Notre-Dame, là où tout a recommencé
Dans les tableaux de Laurence, on retrouve l’inspiration des peintres de la lumière, courant de la fin du XIXe et du début du XXe siècle : un peu de Joaquín Sorolla, d’Anders Zorn ou encore de Krøyer… Et ici et là, des petits bouts de foi. Une foi fragmentée, tourmentée, dont les brisures se sont répandues en touches de lumière sur des toiles blanches. Éduquée dans la foi catholique, pratiquante, Laurence voit ses certitudes voler en éclats en même temps que son mariage. Cette épreuve la pousse à reconsidérer son rapport à Dieu, cernée de doutes et démunie. "Ça a été chaotique.

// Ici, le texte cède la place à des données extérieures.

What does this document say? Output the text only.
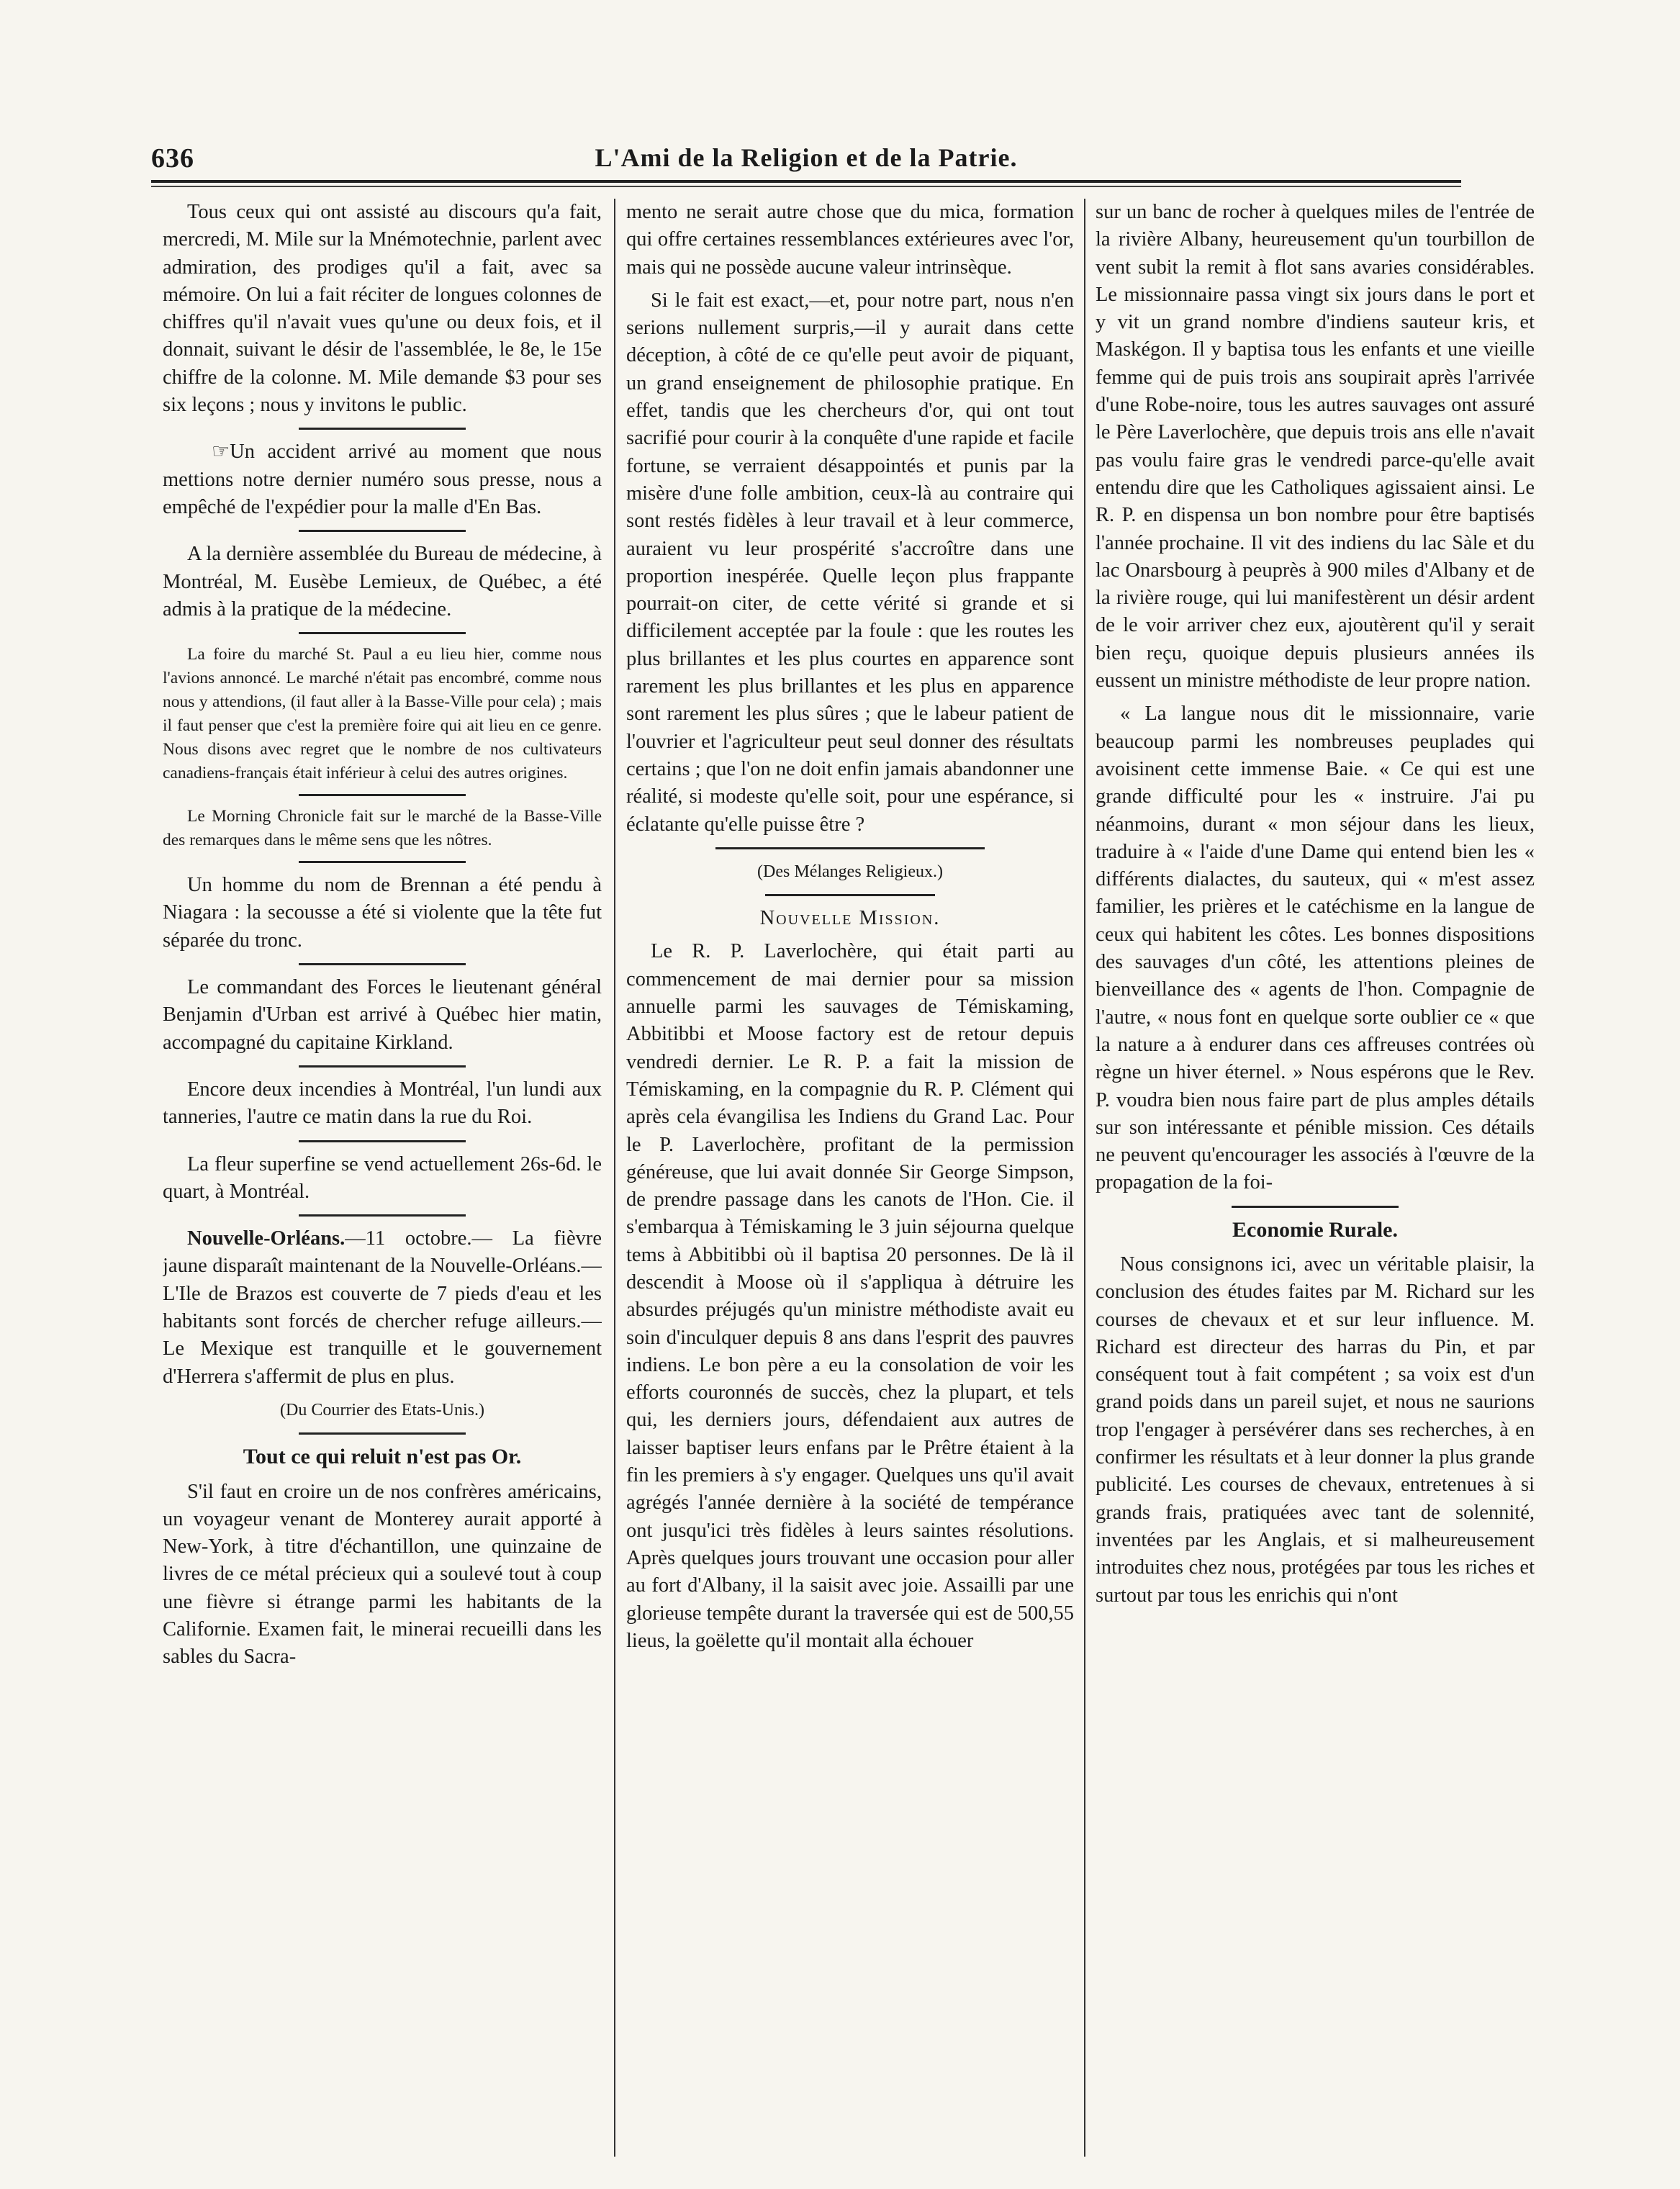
636	L'Ami de la Religion et de la Patrie.

Tous ceux qui ont assisté au discours qu'a fait, mercredi, M. Mile sur la Mnémotechnie, parlent avec admiration, des prodiges qu'il a fait, avec sa mémoire. On lui a fait réciter de longues colonnes de chiffres qu'il n'avait vues qu'une ou deux fois, et il donnait, suivant le désir de l'assemblée, le 8e, le 15e chiffre de la colonne. M. Mile demande $3 pour ses six leçons ; nous y invitons le public.

☞Un accident arrivé au moment que nous mettions notre dernier numéro sous presse, nous a empêché de l'expédier pour la malle d'En Bas.

A la dernière assemblée du Bureau de médecine, à Montréal, M. Eusèbe Lemieux, de Québec, a été admis à la pratique de la médecine.

La foire du marché St. Paul a eu lieu hier, comme nous l'avions annoncé. Le marché n'était pas encombré, comme nous nous y attendions, (il faut aller à la Basse-Ville pour cela) ; mais il faut penser que c'est la première foire qui ait lieu en ce genre. Nous disons avec regret que le nombre de nos cultivateurs canadiens-français était inférieur à celui des autres origines.

Le Morning Chronicle fait sur le marché de la Basse-Ville des remarques dans le même sens que les nôtres.

Un homme du nom de Brennan a été pendu à Niagara : la secousse a été si violente que la tête fut séparée du tronc.

Le commandant des Forces le lieutenant général Benjamin d'Urban est arrivé à Québec hier matin, accompagné du capitaine Kirkland.

Encore deux incendies à Montréal, l'un lundi aux tanneries, l'autre ce matin dans la rue du Roi.

La fleur superfine se vend actuellement 26s-6d. le quart, à Montréal.

Nouvelle-Orléans.—11 octobre.— La fièvre jaune disparaît maintenant de la Nouvelle-Orléans.—L'Ile de Brazos est couverte de 7 pieds d'eau et les habitants sont forcés de chercher refuge ailleurs.—Le Mexique est tranquille et le gouvernement d'Herrera s'affermit de plus en plus.

(Du Courrier des Etats-Unis.)
Tout ce qui reluit n'est pas Or.

S'il faut en croire un de nos confrères américains, un voyageur venant de Monterey aurait apporté à New-York, à titre d'échantillon, une quinzaine de livres de ce métal précieux qui a soulevé tout à coup une fièvre si étrange parmi les habitants de la Californie. Examen fait, le minerai recueilli dans les sables du Sacra-

mento ne serait autre chose que du mica, formation qui offre certaines ressemblances extérieures avec l'or, mais qui ne possède aucune valeur intrinsèque.

Si le fait est exact,—et, pour notre part, nous n'en serions nullement surpris,—il y aurait dans cette déception, à côté de ce qu'elle peut avoir de piquant, un grand enseignement de philosophie pratique. En effet, tandis que les chercheurs d'or, qui ont tout sacrifié pour courir à la conquête d'une rapide et facile fortune, se verraient désappointés et punis par la misère d'une folle ambition, ceux-là au contraire qui sont restés fidèles à leur travail et à leur commerce, auraient vu leur prospérité s'accroître dans une proportion inespérée. Quelle leçon plus frappante pourrait-on citer, de cette vérité si grande et si difficilement acceptée par la foule : que les routes les plus brillantes et les plus courtes en apparence sont rarement les plus brillantes et les plus en apparence sont rarement les plus sûres ; que le labeur patient de l'ouvrier et l'agriculteur peut seul donner des résultats certains ; que l'on ne doit enfin jamais abandonner une réalité, si modeste qu'elle soit, pour une espérance, si éclatante qu'elle puisse être ?

(Des Mélanges Religieux.)
Nouvelle Mission.

Le R. P. Laverlochère, qui était parti au commencement de mai dernier pour sa mission annuelle parmi les sauvages de Témiskaming, Abbitibbi et Moose factory est de retour depuis vendredi dernier. Le R. P. a fait la mission de Témiskaming, en la compagnie du R. P. Clément qui après cela évangilisa les Indiens du Grand Lac. Pour le P. Laverlochère, profitant de la permission généreuse, que lui avait donnée Sir George Simpson, de prendre passage dans les canots de l'Hon. Cie. il s'embarqua à Témiskaming le 3 juin séjourna quelque tems à Abbitibbi où il baptisa 20 personnes. De là il descendit à Moose où il s'appliqua à détruire les absurdes préjugés qu'un ministre méthodiste avait eu soin d'inculquer depuis 8 ans dans l'esprit des pauvres indiens. Le bon père a eu la consolation de voir les efforts couronnés de succès, chez la plupart, et tels qui, les derniers jours, défendaient aux autres de laisser baptiser leurs enfans par le Prêtre étaient à la fin les premiers à s'y engager. Quelques uns qu'il avait agrégés l'année dernière à la société de tempérance ont jusqu'ici très fidèles à leurs saintes résolutions. Après quelques jours trouvant une occasion pour aller au fort d'Albany, il la saisit avec joie. Assailli par une glorieuse tempête durant la traversée qui est de 500,55 lieus, la goëlette qu'il montait alla échouer

sur un banc de rocher à quelques miles de l'entrée de la rivière Albany, heureusement qu'un tourbillon de vent subit la remit à flot sans avaries considérables. Le missionnaire passa vingt six jours dans le port et y vit un grand nombre d'indiens sauteur kris, et Maskégon. Il y baptisa tous les enfants et une vieille femme qui de puis trois ans soupirait après l'arrivée d'une Robe-noire, tous les autres sauvages ont assuré le Père Laverlochère, que depuis trois ans elle n'avait pas voulu faire gras le vendredi parce-qu'elle avait entendu dire que les Catholiques agissaient ainsi. Le R. P. en dispensa un bon nombre pour être baptisés l'année prochaine. Il vit des indiens du lac Sàle et du lac Onarsbourg à peuprès à 900 miles d'Albany et de la rivière rouge, qui lui manifestèrent un désir ardent de le voir arriver chez eux, ajoutèrent qu'il y serait bien reçu, quoique depuis plusieurs années ils eussent un ministre méthodiste de leur propre nation.

« La langue nous dit le missionnaire, varie beaucoup parmi les nombreuses peuplades qui avoisinent cette immense Baie. « Ce qui est une grande difficulté pour les « instruire. J'ai pu néanmoins, durant « mon séjour dans les lieux, traduire à « l'aide d'une Dame qui entend bien les « différents dialactes, du sauteux, qui « m'est assez familier, les prières et le catéchisme en la langue de ceux qui habitent les côtes. Les bonnes dispositions des sauvages d'un côté, les attentions pleines de bienveillance des « agents de l'hon. Compagnie de l'autre, « nous font en quelque sorte oublier ce « que la nature a à endurer dans ces affreuses contrées où règne un hiver éternel. » Nous espérons que le Rev. P. voudra bien nous faire part de plus amples détails sur son intéressante et pénible mission. Ces détails ne peuvent qu'encourager les associés à l'œuvre de la propagation de la foi-

Economie Rurale.

Nous consignons ici, avec un véritable plaisir, la conclusion des études faites par M. Richard sur les courses de chevaux et et sur leur influence. M. Richard est directeur des harras du Pin, et par conséquent tout à fait compétent ; sa voix est d'un grand poids dans un pareil sujet, et nous ne saurions trop l'engager à persévérer dans ses recherches, à en confirmer les résultats et à leur donner la plus grande publicité. Les courses de chevaux, entretenues à si grands frais, pratiquées avec tant de solennité, inventées par les Anglais, et si malheureusement introduites chez nous, protégées par tous les riches et surtout par tous les enrichis qui n'ont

Vivre le divorce dans l’Église aujourd’hui fait que l’on se sent très en marge. Même si la spiritualité était toujours présente, j’avais l’impression d’y être un peu extérieure", reconnaît-elle.
Et il y a eu Notre-Dame. La fin et le recommencement de tout. Pour la cathédrale bien sûr, mais aussi pour Laurence. L’artiste est autorisée par l’Établissement public chargé de la reconstruction à peindre les différents artisans ayant œuvré sur le chantier. Cette collection, intitulée “Les gardiens du geste”, est exposée au musée de la Légion d’honneur (Paris) du 11 décembre au 2 mars 2025. "Je crois que c’est la grâce de Notre-Dame. Il y a une forme de résurrection qui s’opère par le Beau, qui nous mène à la création divine et à Dieu, tout simplement. Tout est revenu naturellement en peignant ces artisans. La foi est de nouveau une nécessité pour moi. Je retourne à la messe, j’ai l’impression de revenir à la maison", confie-t-elle. Le livre Akedia : Le diable au désert d’Adrien Candiard, frère dominicain, l’inspire tout particulièrement. "J’ai compris que le désir de la foi était déjà la foi. J’ai appris qu’il n’y avait pas besoin d’avoir une conviction absolue pour croire. Notre-Dame, c’est une leçon d’humilité."